Helen recommended listening in to real dialogue, there are no answers to what you are listening to because the assumed knowledge is not there.  Dialogue needs to intrigue.  In real life people don't talk about their feelings very often.  She feels that Paula Fox is the master of dialogue and writing is a relationship between two people not a speech.

Relationship - dialogue - location can be the most dynamic.  Dialogue creates conflict which is often in the subtext.  Can be an argument, resentment, secrets/lies to protect.  How close does the secret bubble to the surface (the more they don't say how they feel the better).  Revelation of character through those dialogues.

We then undertook another writing exercise where we had to have a conversation with our best friend when we were a young teenager.  What kind of things did you talk about?  Subtext?  Location?  Historic?

Writing should be fun - people talking - make an effort to be light or funny as it is not always relentlessly gloomy.  People acting against type is always interesting and a good example of third person plural voice is Virgin Suicides.  Outsiders are great characters as they are set apart from the main and can see things that the others can't see, e.g.

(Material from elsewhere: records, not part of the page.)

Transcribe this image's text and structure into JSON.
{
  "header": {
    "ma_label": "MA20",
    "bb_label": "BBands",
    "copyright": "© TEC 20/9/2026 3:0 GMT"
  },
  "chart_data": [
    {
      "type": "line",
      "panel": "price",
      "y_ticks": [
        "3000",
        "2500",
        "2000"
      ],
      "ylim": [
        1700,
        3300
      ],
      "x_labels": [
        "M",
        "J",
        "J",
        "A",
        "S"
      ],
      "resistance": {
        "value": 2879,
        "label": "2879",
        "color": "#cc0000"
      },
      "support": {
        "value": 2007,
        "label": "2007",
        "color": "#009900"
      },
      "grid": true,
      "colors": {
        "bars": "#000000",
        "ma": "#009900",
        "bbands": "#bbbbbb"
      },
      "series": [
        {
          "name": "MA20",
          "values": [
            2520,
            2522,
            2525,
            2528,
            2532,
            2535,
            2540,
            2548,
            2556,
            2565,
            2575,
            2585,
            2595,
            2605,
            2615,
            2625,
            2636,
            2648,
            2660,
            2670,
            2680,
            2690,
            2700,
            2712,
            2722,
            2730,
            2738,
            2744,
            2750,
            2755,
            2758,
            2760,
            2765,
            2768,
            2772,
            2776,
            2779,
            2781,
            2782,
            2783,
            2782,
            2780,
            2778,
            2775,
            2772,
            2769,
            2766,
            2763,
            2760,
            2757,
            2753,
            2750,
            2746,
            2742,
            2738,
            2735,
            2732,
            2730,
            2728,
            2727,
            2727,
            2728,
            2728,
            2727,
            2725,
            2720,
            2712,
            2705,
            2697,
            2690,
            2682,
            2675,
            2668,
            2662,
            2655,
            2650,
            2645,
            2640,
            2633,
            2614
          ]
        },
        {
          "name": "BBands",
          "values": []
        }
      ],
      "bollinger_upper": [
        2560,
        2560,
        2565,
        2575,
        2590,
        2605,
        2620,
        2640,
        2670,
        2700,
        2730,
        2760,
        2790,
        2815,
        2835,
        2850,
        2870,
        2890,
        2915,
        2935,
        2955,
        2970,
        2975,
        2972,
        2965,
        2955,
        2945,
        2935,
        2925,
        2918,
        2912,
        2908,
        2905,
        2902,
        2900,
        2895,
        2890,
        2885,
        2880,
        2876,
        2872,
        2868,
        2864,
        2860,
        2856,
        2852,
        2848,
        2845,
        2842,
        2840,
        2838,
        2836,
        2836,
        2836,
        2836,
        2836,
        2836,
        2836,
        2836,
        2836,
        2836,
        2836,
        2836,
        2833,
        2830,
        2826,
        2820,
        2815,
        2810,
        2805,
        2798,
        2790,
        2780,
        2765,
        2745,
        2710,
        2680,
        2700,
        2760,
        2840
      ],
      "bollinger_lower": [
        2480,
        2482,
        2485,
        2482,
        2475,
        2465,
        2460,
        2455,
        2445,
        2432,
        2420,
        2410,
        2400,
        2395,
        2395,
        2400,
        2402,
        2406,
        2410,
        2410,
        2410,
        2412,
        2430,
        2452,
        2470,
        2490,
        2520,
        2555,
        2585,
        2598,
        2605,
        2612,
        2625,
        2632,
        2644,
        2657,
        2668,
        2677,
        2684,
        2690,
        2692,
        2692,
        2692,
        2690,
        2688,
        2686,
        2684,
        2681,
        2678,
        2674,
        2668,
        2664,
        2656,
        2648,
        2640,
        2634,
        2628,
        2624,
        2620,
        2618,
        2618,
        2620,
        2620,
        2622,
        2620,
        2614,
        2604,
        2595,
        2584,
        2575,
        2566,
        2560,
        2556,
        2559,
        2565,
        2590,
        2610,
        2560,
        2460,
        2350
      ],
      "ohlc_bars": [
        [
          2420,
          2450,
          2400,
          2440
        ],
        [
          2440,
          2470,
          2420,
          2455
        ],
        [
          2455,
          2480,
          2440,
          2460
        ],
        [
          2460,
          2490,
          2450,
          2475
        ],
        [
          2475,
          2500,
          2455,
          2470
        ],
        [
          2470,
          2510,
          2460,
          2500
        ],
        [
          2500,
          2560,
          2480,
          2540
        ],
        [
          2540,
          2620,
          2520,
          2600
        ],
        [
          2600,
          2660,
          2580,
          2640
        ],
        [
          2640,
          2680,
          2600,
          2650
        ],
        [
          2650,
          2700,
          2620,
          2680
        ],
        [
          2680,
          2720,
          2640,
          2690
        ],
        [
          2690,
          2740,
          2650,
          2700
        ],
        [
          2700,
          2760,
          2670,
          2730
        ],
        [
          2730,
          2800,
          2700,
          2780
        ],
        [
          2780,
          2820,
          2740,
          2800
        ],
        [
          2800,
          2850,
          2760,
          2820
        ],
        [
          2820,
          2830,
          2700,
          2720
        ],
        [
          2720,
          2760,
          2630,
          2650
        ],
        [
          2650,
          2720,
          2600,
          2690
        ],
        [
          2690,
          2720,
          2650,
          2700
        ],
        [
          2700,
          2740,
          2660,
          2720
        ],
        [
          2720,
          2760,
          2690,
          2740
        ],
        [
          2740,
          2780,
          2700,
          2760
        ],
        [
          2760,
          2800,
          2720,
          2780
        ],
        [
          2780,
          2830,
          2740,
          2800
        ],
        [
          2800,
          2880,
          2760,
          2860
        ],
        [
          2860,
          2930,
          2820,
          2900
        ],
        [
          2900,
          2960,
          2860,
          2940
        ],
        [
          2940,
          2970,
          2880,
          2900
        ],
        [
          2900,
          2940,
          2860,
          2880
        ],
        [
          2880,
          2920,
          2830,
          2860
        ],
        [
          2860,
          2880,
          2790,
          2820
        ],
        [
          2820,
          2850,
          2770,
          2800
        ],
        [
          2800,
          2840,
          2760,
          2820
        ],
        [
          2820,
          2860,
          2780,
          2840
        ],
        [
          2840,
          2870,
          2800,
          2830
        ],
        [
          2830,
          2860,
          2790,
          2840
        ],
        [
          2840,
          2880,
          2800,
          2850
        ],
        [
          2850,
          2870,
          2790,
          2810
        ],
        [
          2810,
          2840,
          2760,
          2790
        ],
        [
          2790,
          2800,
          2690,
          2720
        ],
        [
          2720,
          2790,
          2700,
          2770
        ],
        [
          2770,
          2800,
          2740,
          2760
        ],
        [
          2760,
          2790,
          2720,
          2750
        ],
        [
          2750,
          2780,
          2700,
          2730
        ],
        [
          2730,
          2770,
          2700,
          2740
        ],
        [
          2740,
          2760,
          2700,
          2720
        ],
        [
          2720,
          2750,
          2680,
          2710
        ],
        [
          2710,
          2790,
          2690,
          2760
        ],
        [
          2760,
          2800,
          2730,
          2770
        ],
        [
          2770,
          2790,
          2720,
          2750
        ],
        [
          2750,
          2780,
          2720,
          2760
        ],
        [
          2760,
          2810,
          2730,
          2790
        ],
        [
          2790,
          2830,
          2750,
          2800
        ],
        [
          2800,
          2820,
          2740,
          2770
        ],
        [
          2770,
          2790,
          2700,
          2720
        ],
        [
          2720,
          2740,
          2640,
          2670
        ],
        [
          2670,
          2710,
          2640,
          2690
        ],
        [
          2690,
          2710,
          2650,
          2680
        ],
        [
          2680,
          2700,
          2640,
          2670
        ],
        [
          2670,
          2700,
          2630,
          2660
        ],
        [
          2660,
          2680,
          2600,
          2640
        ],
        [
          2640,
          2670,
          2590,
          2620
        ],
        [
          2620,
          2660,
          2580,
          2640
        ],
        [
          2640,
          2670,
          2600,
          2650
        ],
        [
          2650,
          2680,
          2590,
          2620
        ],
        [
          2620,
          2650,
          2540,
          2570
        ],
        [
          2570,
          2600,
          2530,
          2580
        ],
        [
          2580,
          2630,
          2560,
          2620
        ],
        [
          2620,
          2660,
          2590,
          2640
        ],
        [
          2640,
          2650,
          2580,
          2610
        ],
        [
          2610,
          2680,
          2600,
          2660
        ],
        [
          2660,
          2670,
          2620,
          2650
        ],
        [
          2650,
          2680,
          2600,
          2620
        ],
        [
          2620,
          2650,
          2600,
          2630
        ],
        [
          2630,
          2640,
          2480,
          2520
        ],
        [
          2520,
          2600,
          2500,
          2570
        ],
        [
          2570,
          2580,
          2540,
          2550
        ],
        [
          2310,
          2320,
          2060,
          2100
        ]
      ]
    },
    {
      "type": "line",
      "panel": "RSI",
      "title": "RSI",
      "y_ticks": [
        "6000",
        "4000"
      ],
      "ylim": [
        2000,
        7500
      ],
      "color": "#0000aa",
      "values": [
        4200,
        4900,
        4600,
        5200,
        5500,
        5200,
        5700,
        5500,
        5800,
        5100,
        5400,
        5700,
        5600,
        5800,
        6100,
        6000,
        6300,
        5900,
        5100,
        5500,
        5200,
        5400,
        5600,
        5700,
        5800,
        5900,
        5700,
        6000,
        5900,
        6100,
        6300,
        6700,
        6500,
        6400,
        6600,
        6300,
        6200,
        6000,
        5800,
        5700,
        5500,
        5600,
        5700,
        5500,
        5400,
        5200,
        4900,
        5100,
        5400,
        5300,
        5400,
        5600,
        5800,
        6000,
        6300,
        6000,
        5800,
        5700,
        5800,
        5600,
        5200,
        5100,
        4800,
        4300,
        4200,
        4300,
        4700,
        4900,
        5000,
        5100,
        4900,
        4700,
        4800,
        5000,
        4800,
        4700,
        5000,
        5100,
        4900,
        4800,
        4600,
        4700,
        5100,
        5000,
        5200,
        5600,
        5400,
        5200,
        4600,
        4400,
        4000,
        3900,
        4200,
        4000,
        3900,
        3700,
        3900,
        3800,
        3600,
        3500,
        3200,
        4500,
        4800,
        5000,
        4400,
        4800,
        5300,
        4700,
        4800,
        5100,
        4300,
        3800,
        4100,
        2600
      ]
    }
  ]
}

Odysseus (journey off) Iliad (come to town) and characters who disrupt are good.

Dialogue is working for change.  Saying the wrong thing and never being able to go back is a crisis point, think of this when you structure your story.  This creates drama and sustains the structure of your writing.  What can't be said and when it does, this can be when dialogue can blow the action alive.

Helen then set as 'homework' to think about the three most important things about writing good dialogue and characters:

Character x 2
Location (place) works better in fiction not film or TV
Problem (wants/needs, hidden or at the surface)

1) A mother and son in the kitchen of their home that is about to be repossessed (not mention this problem) but all this should become clear in the piece.
2) Husband and wife at a posh restaurant and problem is they are just about to be divorced (they know) .
3) Two teenage girls in a park who have just committed a very serious crime but you're not going to mention it.

Problem - subtext but location is clear and the characters' exact nature should too.  Sparseness/economy/accuracy of how you do this.